I suggest, first try to do this without pipelining, in one clock cycle, and then break it into multiple stage.
The design depends on several factors:
- How much resources you want to allocate (affects area/power)
- What is your clock cycle time? Since multipliers are slow and expensive, you don't want to connect many of them back o back.
- What is your throughput? Do you want a result per clock cycle, or a result per N number of clock cycles (this way you can do resource sharing).

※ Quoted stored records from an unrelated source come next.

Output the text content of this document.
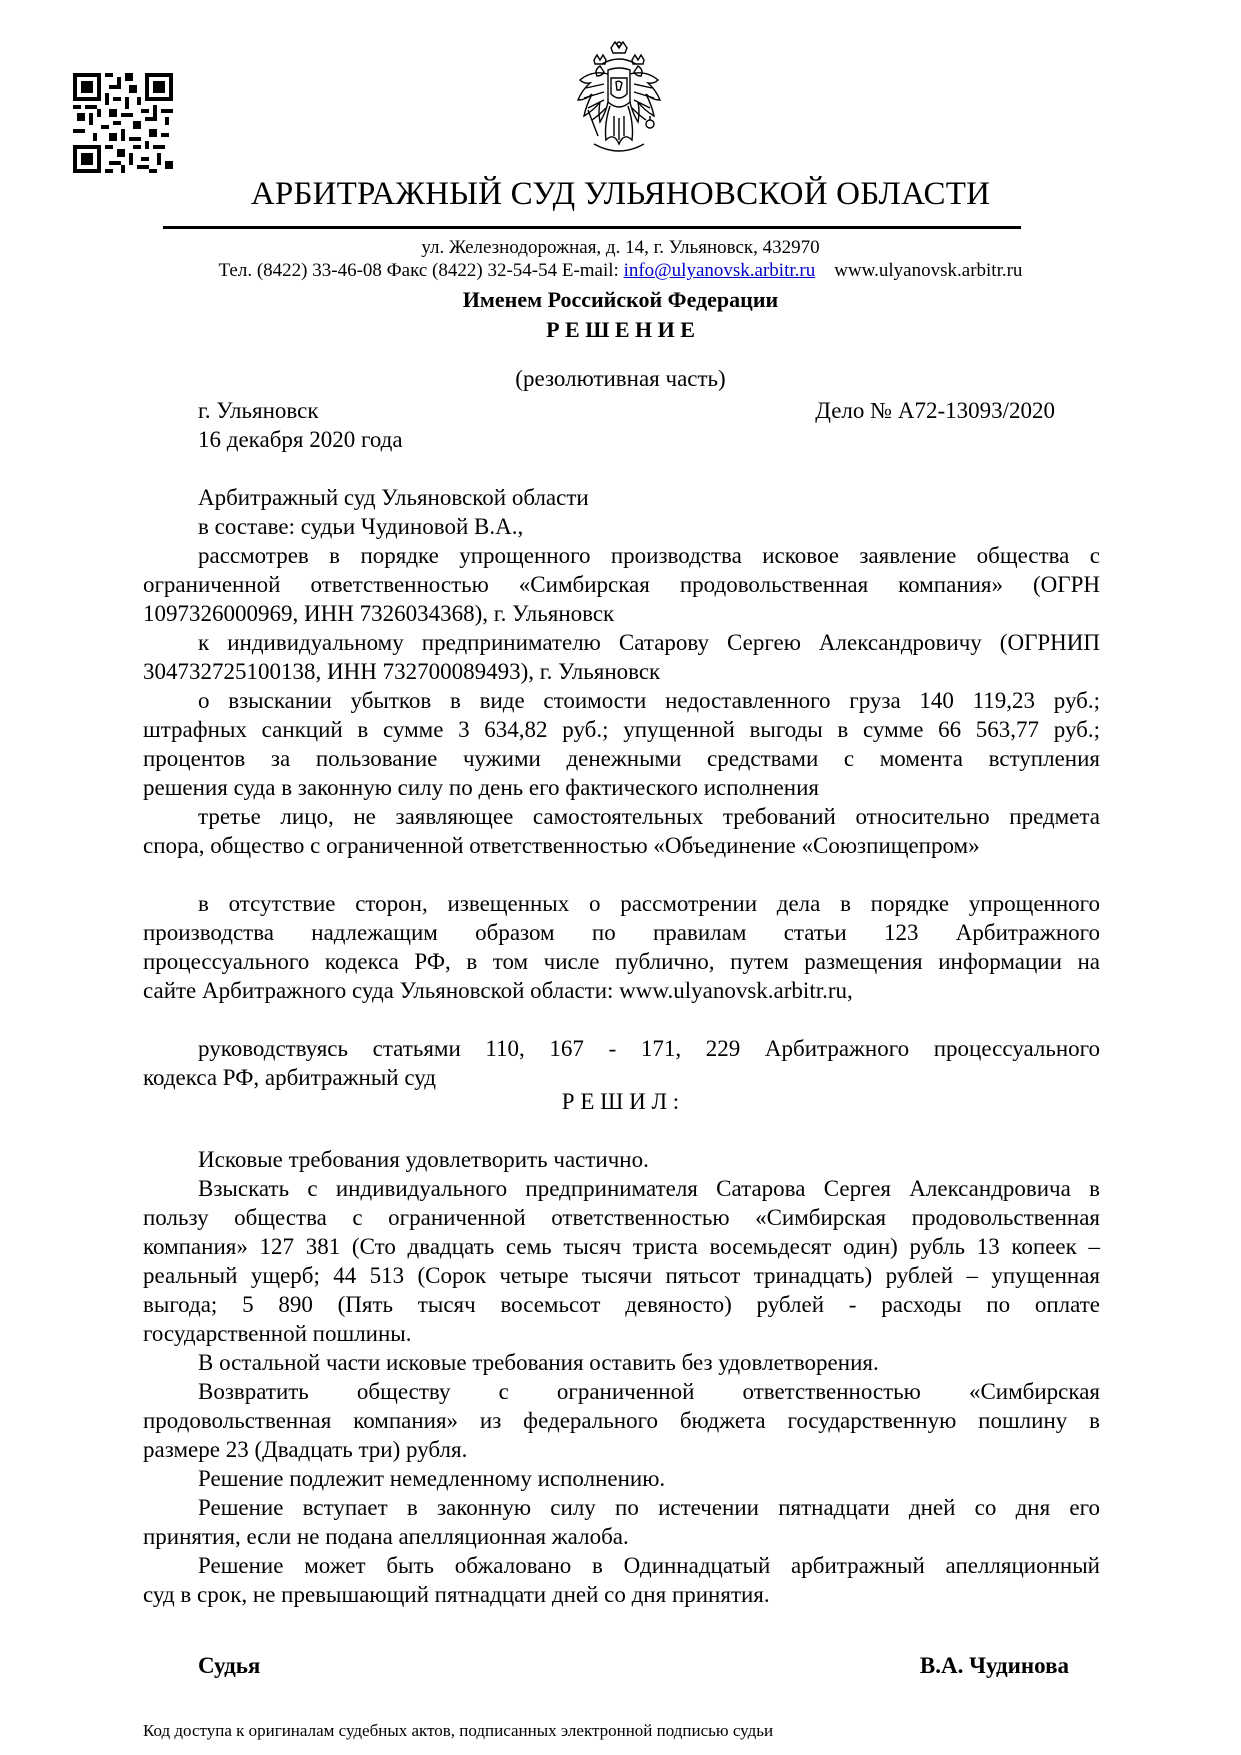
АРБИТРАЖНЫЙ СУД УЛЬЯНОВСКОЙ ОБЛАСТИ
ул. Железнодорожная, д. 14, г. Ульяновск, 432970
Тел. (8422) 33-46-08 Факс (8422) 32-54-54 E-mail: info@ulyanovsk.arbitr.ru www.ulyanovsk.arbitr.ru
Именем Российской Федерации
Р Е Ш Е Н И Е
(резолютивная часть)
г. Ульяновск	Дело № А72-13093/2020
16 декабря 2020 года
Арбитражный суд Ульяновской области
в составе: судьи Чудиновой В.А.,
рассмотрев в порядке упрощенного производства исковое заявление общества с
ограниченной ответственностью «Симбирская продовольственная компания» (ОГРН
1097326000969, ИНН 7326034368), г. Ульяновск
к индивидуальному предпринимателю Сатарову Сергею Александровичу (ОГРНИП
304732725100138, ИНН 732700089493), г. Ульяновск
о взыскании убытков в виде стоимости недоставленного груза 140 119,23 руб.;
штрафных санкций в сумме 3 634,82 руб.; упущенной выгоды в сумме 66 563,77 руб.;
процентов за пользование чужими денежными средствами с момента вступления
решения суда в законную силу по день его фактического исполнения
третье лицо, не заявляющее самостоятельных требований относительно предмета
спора, общество с ограниченной ответственностью «Объединение «Союзпищепром»
в отсутствие сторон, извещенных о рассмотрении дела в порядке упрощенного
производства надлежащим образом по правилам статьи 123 Арбитражного
процессуального кодекса РФ, в том числе публично, путем размещения информации на
сайте Арбитражного суда Ульяновской области: www.ulyanovsk.arbitr.ru,
руководствуясь статьями 110, 167 - 171, 229 Арбитражного процессуального
кодекса РФ, арбитражный суд
Р Е Ш И Л :
Исковые требования удовлетворить частично.
Взыскать с индивидуального предпринимателя Сатарова Сергея Александровича в
пользу общества с ограниченной ответственностью «Симбирская продовольственная
компания» 127 381 (Сто двадцать семь тысяч триста восемьдесят один) рубль 13 копеек –
реальный ущерб; 44 513 (Сорок четыре тысячи пятьсот тринадцать) рублей – упущенная
выгода; 5 890 (Пять тысяч восемьсот девяносто) рублей - расходы по оплате
государственной пошлины.
В остальной части исковые требования оставить без удовлетворения.
Возвратить обществу с ограниченной ответственностью «Симбирская
продовольственная компания» из федерального бюджета государственную пошлину в
размере 23 (Двадцать три) рубля.
Решение подлежит немедленному исполнению.
Решение вступает в законную силу по истечении пятнадцати дней со дня его
принятия, если не подана апелляционная жалоба.
Решение может быть обжаловано в Одиннадцатый арбитражный апелляционный
суд в срок, не превышающий пятнадцати дней со дня принятия.
Судья	В.А. Чудинова
Код доступа к оригиналам судебных актов, подписанных электронной подписью судьи
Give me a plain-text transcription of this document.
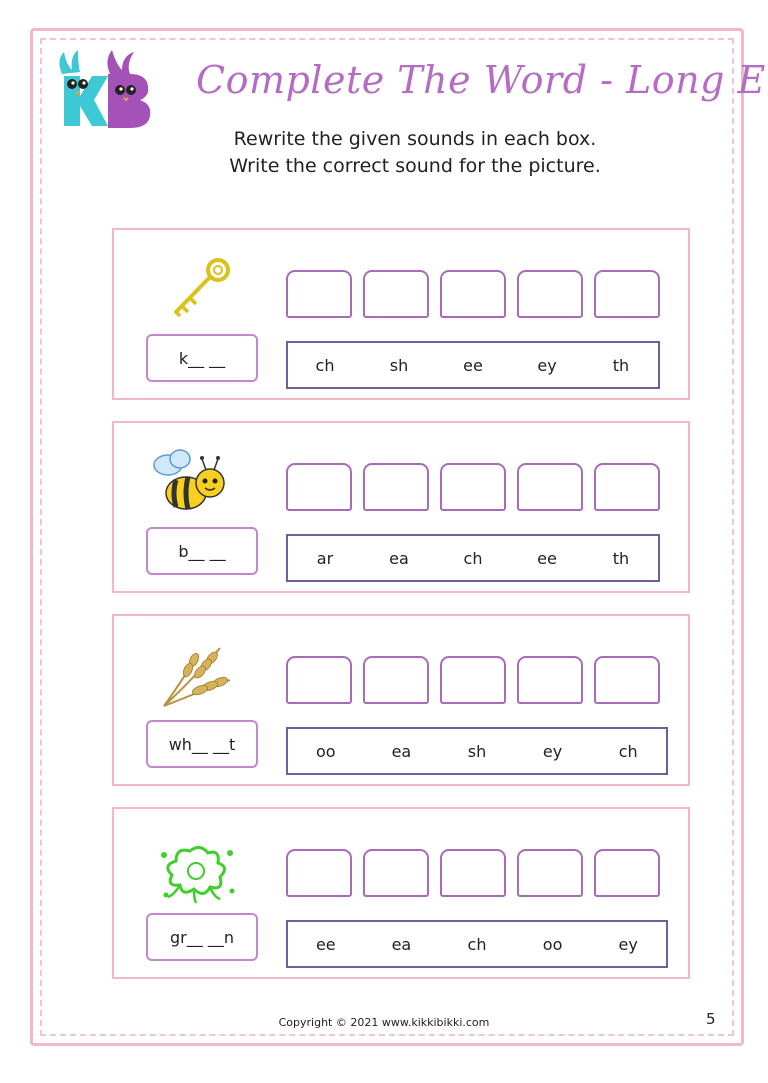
Complete The Word - Long E
Rewrite the given sounds in each box.
Write the correct sound for the picture.
k__ __	ch	sh	ee	ey	th
b__ __	ar	ea	ch	ee	th
wh__ __t	oo	ea	sh	ey	ch
gr__ __n	ee	ea	ch	oo	ey
Copyright © 2021 www.kikkibikki.com	5
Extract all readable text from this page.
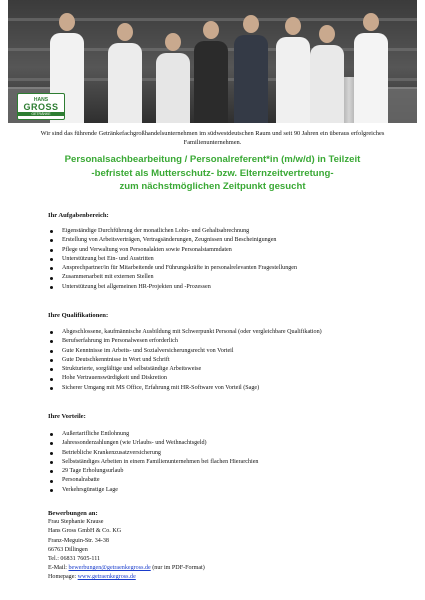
HANS
GROSS
GETRÄNKE
Wir sind das führende Getränkefachgroßhandelsunternehmen im südwestdeutschen Raum und seit 90 Jahren ein überaus erfolgreiches Familienunternehmen.
Personalsachbearbeitung / Personalreferent*in (m/w/d) in Teilzeit
-befristet als Mutterschutz- bzw. Elternzeitvertretung-
zum nächstmöglichen Zeitpunkt gesucht
Ihr Aufgabenbereich:
Eigenständige Durchführung der monatlichen Lohn- und Gehaltsabrechnung
Erstellung von Arbeitsverträgen, Vertragsänderungen, Zeugnissen und Bescheinigungen
Pflege und Verwaltung von Personalakten sowie Personalstammdaten
Unterstützung bei Ein- und Austritten
Ansprechpartner/in für Mitarbeitende und Führungskräfte in personalrelevanten Fragestellungen
Zusammenarbeit mit externen Stellen
Unterstützung bei allgemeinen HR-Projekten und -Prozessen
Ihre Qualifikationen:
Abgeschlossene, kaufmännische Ausbildung mit Schwerpunkt Personal (oder vergleichbare Qualifikation)
Berufserfahrung im Personalwesen erforderlich
Gute Kenntnisse im Arbeits- und Sozialversicherungsrecht von Vorteil
Gute Deutschkenntnisse in Wort und Schrift
Strukturierte, sorgfältige und selbstständige Arbeitsweise
Hohe Vertrauenswürdigkeit und Diskretion
Sicherer Umgang mit MS Office, Erfahrung mit HR-Software von Vorteil (Sage)
Ihre Vorteile:
Außertarifliche Entlohnung
Jahressonderzahlungen (wie Urlaubs- und Weihnachtsgeld)
Betriebliche Krankenzusatzversicherung
Selbstständiges Arbeiten in einem Familienunternehmen bei flachen Hierarchien
29 Tage Erholungsurlaub
Personalrabatte
Verkehrsgünstige Lage
Bewerbungen an:
Frau Stephanie Krause
Hans Gross GmbH & Co. KG
Franz-Meguin-Str. 34-38
66763 Dillingen
Tel.: 06831 7605-111
E-Mail: bewerbungen@getraenkegross.de (nur im PDF-Format)
Homepage: www.getraenkegross.de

Here is an example: Lets assume you can tolerate the delay of only two consecutive multipliers per clock cycle, and you want a throughput of one polynomial per clock cycle. Your pipeline structure can be like this:
stage 1: inputs: {a5,...,a0,x}
Combination circuit:
{a5,...,a0,x}---------------------->{a5,...,a0,x}
|-->------->x^2
x->[mult]->x^2->[mult]->x^3
stage 2: inputs: {a5,...,a0,x,x^2,x^3}
Combination circuit:
{a5,...,a0,x,x^2,x^3}------------------------>{a5,...,a0,x,x^2,x^3}
|-->------->x^4
x^3->[mult]->x^4->[mult]->x^5
stage 3: inputs: {a5,...,a0,x,x^2,x^3,x^4,x^5}
Combination circuit:
(a0,x^0)->[mult]->a0x^0--\
(a1,x^1)->[mult]->a1x^1--\
(a2,x^2)->[mult]->a2x^2-->[sum]-> a0x^0+a1x^1+...+a5x^5
(a3,x^3)->[mult]->a3x^3--/
(a4,x^4)->[mult]->a4x^4--/
(a5,x^5)->[mult]->a5x^5--/
Notice that we are using a lot of resources (multipliers) in order to achieve one result per cycle throughput.
If you can't have more than one multiplier per stage, you need to break stages 1 and 2 into two stages each.